There are space games and space games – if you want to fly a jerry-rigged spaceship through pirates and meteor storms, go for Galaxy Trucker. If you want to develop technologies and fight crazy battles, then Ascending Empires, Quantum or Eclipse will float your boat. If however, you want to go through the genuine, thematically sound (the game is designed by a rocket scientist) struggle of building a rocket, getting it off the ground and somewhere – anywhere! – off Earth, then High Frontier is the game for you.
Every player starts on Earth, with the same goal – build a rocket, get it into space, try to land somewhere and establish a factory – having done so, you can begin to sell what you produce back to Earth. The currency of the game is water – water is what powers your spaceships, and it’s what you bid for your rocket components whilst still on earth. So far, so simple. But how much you spend on building your rocket will affect how much water you have to power it. If you can get it into orbit, that’s a good enough place to refuel. Having done so, you then need to move on into deeper space, and generally speaking the farther you go, the greater the potential rewards. But as well as building and powering, you need to factor in a couple of other things: first, how heavy your rockets are. If you’ve loaded them up with water that’s great, but they now weigh a lot more and their movement is compromised.
Secondly, where are you going to land and prospect? Different destinations have different mass, and therefore different gravitational pull. You need to factor that into your thinking too. And despite all your careful planning, you might find that at a rather inopportune moment, your spaceship explodes. Deep at the heart of this carefully thought-out and intricate game of planning and economy, is the simple roll of a die to determine success or failure. Why? Because that’s what space exploration is like! Just ask NASA.

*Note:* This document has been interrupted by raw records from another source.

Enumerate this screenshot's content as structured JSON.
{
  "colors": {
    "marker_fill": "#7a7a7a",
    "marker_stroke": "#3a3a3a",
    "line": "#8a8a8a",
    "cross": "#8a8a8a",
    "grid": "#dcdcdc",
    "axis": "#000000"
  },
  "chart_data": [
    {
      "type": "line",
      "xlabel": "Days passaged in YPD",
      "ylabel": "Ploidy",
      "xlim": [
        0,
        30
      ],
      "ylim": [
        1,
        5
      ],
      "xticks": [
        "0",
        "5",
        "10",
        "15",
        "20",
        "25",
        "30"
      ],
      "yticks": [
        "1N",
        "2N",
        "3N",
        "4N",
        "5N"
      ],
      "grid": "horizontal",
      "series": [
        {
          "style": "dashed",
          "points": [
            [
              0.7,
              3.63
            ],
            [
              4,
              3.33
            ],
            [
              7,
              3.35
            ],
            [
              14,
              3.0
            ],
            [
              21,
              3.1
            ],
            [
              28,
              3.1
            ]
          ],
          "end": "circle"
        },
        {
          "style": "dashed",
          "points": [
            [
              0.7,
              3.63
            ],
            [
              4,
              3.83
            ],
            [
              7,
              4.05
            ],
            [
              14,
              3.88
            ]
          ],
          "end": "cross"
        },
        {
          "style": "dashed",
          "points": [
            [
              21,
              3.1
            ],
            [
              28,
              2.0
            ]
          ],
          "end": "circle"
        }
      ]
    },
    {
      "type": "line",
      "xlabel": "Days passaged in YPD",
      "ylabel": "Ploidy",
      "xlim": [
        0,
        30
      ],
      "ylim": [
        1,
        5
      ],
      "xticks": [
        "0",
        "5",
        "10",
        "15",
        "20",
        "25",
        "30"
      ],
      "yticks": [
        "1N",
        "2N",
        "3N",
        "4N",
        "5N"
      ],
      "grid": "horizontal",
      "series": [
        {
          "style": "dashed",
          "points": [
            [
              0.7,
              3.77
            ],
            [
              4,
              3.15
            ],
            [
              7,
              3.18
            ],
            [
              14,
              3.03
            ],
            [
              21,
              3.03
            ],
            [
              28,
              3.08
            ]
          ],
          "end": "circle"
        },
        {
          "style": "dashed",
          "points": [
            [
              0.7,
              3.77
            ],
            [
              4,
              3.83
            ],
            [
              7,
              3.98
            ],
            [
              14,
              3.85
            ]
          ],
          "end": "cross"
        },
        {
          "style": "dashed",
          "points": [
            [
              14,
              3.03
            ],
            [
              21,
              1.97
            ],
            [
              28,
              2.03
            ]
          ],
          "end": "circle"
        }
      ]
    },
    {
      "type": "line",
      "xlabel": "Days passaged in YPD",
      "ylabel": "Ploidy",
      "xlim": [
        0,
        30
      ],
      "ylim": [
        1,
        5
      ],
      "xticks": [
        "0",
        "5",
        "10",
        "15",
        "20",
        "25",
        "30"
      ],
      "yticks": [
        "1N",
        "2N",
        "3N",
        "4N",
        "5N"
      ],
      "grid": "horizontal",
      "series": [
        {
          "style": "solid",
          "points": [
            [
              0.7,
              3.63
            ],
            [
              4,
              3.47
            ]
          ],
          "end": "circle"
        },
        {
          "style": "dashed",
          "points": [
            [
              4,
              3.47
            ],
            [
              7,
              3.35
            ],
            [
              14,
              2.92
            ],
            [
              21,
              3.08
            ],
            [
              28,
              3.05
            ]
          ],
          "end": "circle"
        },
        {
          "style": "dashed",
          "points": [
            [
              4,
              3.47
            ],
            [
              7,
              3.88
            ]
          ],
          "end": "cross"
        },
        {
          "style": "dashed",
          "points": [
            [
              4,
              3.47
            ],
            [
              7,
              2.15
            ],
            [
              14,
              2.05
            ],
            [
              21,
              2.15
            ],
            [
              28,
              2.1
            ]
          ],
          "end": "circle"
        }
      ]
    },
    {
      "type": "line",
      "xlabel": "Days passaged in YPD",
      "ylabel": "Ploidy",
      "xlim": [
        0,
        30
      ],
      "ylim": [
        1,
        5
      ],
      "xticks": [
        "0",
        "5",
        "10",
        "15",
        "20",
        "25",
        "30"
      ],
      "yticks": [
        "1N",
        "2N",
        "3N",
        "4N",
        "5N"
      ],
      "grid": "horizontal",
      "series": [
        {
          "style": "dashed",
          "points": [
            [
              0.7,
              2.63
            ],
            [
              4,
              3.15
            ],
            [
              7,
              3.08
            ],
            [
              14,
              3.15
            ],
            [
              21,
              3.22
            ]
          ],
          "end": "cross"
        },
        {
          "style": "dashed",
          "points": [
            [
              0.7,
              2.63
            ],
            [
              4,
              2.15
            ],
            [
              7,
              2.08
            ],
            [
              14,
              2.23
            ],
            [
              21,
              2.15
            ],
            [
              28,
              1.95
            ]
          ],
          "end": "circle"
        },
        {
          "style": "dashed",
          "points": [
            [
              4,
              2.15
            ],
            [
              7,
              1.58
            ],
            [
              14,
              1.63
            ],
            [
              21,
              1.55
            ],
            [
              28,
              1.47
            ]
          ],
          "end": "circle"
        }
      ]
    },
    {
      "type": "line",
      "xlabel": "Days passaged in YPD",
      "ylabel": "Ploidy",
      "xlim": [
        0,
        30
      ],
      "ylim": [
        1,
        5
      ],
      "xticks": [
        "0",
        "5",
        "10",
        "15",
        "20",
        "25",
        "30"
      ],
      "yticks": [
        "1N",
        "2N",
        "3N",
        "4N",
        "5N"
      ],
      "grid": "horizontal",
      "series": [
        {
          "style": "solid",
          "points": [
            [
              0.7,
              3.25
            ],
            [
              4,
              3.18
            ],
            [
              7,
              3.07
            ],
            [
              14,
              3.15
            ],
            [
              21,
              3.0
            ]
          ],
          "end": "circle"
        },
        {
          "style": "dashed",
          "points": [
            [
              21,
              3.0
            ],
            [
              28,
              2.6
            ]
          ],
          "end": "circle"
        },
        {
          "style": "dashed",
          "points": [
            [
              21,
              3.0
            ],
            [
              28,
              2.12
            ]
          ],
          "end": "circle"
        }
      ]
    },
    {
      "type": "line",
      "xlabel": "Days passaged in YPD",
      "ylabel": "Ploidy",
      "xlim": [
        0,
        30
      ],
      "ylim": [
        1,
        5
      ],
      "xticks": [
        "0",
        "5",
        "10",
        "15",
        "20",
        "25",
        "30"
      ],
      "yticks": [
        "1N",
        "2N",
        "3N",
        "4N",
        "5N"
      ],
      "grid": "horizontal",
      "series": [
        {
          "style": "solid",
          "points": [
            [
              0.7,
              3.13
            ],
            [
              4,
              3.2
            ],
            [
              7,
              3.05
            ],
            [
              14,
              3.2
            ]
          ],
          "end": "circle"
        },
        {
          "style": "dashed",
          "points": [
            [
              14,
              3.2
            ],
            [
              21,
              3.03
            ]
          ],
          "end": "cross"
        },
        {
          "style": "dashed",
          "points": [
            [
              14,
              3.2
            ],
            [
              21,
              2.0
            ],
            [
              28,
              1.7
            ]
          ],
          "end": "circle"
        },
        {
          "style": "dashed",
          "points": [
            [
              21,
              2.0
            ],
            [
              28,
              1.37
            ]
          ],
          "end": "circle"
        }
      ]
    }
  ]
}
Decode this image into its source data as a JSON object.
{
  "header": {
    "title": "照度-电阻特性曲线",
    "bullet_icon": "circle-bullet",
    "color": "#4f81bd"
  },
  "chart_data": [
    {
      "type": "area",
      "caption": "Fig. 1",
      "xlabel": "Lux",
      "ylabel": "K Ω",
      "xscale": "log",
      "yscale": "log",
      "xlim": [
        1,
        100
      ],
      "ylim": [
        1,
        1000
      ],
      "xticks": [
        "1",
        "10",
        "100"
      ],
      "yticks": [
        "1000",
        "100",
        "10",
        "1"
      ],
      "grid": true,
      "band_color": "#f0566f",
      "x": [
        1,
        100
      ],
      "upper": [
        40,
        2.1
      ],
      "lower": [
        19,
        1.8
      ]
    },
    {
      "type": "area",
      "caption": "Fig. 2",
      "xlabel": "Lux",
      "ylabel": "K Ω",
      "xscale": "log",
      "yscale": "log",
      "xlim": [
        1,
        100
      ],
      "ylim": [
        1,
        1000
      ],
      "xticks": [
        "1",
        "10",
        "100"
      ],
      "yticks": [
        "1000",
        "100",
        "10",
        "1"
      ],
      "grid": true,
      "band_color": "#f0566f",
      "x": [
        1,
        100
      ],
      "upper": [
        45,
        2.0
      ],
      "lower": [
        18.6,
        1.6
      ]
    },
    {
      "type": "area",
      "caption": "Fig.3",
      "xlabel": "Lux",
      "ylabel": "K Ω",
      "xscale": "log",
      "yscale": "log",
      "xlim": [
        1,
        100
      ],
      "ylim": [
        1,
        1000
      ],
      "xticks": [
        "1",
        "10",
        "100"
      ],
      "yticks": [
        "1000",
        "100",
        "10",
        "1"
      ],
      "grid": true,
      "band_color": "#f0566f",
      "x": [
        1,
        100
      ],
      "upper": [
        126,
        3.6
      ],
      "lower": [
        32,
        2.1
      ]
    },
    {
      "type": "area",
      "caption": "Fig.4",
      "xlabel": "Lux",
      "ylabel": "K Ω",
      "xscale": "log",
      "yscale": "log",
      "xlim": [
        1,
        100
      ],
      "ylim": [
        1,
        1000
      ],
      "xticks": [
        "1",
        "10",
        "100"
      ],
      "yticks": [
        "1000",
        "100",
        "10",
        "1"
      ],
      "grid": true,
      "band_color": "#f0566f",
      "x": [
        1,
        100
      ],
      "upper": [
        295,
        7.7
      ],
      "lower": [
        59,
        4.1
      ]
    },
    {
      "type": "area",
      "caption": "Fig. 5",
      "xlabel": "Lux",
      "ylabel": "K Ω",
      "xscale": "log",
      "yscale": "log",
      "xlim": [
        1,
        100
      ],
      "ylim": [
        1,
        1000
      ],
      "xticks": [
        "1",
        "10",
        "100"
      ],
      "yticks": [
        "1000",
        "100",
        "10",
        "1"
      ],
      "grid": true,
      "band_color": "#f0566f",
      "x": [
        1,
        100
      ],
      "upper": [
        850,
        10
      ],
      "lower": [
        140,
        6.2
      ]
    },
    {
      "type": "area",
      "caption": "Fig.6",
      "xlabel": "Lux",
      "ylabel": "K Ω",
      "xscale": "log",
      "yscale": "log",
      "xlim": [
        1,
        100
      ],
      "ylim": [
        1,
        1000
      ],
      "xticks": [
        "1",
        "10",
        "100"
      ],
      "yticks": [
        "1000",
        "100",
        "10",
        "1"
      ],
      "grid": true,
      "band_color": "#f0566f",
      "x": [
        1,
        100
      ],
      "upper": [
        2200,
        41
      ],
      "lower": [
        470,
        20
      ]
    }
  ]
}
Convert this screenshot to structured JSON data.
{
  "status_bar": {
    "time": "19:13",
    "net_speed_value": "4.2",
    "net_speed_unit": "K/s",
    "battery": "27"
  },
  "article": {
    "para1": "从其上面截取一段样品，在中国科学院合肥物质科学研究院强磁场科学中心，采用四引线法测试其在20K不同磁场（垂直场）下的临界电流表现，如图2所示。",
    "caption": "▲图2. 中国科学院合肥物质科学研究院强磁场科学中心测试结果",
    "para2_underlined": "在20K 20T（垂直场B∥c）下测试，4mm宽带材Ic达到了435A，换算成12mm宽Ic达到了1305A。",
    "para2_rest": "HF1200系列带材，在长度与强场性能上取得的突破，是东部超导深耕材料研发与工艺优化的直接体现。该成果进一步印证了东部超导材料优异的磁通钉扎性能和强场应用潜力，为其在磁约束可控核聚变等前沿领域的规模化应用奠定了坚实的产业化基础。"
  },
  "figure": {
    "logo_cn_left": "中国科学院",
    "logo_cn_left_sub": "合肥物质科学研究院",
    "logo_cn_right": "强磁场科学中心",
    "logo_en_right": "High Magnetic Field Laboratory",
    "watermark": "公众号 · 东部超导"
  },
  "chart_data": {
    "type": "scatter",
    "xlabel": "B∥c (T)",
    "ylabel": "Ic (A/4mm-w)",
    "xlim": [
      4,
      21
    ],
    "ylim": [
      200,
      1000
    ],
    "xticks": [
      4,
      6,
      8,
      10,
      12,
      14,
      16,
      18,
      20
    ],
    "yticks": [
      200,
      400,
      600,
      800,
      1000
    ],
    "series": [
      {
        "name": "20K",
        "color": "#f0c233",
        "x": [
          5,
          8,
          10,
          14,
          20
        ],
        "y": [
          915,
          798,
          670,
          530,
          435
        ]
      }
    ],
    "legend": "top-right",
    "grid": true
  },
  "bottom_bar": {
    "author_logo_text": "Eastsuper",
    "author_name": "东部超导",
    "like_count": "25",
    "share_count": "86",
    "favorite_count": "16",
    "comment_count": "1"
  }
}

Whew! High Frontier is a game I can admire from a safe distance. For my purely subjective tastes it’s rather long; and for my limited cognitive power, it’s rather heavy. Some people – Joe is one – absolutely love the immersive experience it offers, right down to the potentially doomed destinies of all your hard work. I get that; but for me a game needs to be slightly more *fun* in an instantly-gratifying sense (I’m inherently lazy), and as a result I find High Frontier a bit of a slog.
Bidding can be important in High Frontier, but there's no space battle - at least, not in the basic game.
Potentially high. High Frontier is a game that demands thought and at times, a bit of calculation.
High. The game will sometimes offer simple decisions, but other turns may be a little more taxing...
It's rather long and can be unforgiving. But if you like space as a theme there's no truer more honest representation of attempting the near-impossible - and potentially pulling it off.